Today, the institution maintains its sporting tradition through the Mackenzie National Team, which competes in the highest divisions of chess, badminton, fencing, water polo, track and field, swimming, judo, jiu-jitsu, taekwondo, tennis, table tennis, volleyball, basketball, handball, and futsal. The university offers scholarships to student athletes, including nationally acclaimed gold medalists Oscar Schmidt, Daniel Dias, and Robert Scheidt, considered the greatest athletes in Brazilian history in their respective sports.

== Scientific Production ==

=== MackGraphe ===
MackGraphe is the Graphene and Nanomaterials Research Center at Mackenzie Presbyterian University, which aims to master processes in all stages of technology development, from the modeling of nanomaterials to their application. MackGraphe expects to have a huge impact on society by developing new technologies to fulfil their needs.
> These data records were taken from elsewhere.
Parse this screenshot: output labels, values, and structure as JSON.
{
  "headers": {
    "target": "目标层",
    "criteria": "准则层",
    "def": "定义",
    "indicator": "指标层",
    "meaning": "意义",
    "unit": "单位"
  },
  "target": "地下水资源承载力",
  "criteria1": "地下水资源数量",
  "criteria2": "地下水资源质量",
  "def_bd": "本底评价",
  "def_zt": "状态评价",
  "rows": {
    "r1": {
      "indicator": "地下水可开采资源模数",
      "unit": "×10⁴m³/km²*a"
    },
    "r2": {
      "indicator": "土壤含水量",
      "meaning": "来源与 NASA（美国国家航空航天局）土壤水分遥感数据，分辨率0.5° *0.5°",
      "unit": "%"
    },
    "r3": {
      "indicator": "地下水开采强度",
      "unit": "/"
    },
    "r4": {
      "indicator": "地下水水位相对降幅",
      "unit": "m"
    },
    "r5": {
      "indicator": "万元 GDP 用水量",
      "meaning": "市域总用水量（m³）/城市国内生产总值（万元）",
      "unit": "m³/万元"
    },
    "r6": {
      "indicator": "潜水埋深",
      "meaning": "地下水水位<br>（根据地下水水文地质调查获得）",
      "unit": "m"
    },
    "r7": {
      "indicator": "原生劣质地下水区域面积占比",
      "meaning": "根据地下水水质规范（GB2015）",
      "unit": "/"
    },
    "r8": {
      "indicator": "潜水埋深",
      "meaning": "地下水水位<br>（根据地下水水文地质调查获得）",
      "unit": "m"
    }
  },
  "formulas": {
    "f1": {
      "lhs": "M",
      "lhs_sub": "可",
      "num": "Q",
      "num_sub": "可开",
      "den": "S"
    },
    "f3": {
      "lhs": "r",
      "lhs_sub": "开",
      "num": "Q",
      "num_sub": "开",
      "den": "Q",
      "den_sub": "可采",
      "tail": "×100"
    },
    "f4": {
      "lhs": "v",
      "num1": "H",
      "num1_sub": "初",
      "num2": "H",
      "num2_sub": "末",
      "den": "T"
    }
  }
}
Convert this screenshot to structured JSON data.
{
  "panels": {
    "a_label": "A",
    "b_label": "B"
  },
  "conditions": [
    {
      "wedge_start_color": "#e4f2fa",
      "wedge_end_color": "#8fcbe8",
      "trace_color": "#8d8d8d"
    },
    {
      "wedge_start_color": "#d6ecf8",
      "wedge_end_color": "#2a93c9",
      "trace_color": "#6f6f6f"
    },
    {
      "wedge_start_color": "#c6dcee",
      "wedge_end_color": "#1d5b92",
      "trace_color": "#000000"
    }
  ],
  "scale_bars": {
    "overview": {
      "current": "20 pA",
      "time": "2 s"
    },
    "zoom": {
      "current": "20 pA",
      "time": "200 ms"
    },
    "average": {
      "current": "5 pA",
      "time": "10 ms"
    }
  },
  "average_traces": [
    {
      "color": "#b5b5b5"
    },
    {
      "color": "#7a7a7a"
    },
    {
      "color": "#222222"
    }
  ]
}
It began operations in 2013 with a budget of approximately US$20,000,000.00, which included the construction of a new building (inaugurated on March 2, 2016, in the presence of Prof. Sir Andre Geim, 2010 Nobel Prize in Physics, with 7 floors plus 2 basement floors and a class 1,000 clean room with an area of approximately 200 m2. MackGrapghe is a “sister” center of the Centre for Advanced 2D Materials (CA2DM) at the National University of Singapore, acting in a complementary manner.

=== The Pierre Kaufmann Radio Observatory ===

The Pierre Kaufmann Radio Observatory.

The Pierre Kaufmann Radio Observatory (ROPK) - formerly known as the Itapetinga Radio Observatory - was reopened this Tuesday, December 10, in Atibaia, in the São Paulo metropolitan area. The facility, which belongs to Mackenzie Presbyterian University (UPM), is operated with the participation of the National Institute for Space Research (INPE). Founded in 1970, the observatory was deactivated in 2014 after INPE was unable to maintain research and technical teams. In 2017, UPM decided to reopen the facility and honor the former coordinator of the Mackenzie Center for Radio Astronomy and Astrophysics (CRAAM), Professor Pierre Kaufmann, who founded the observatory.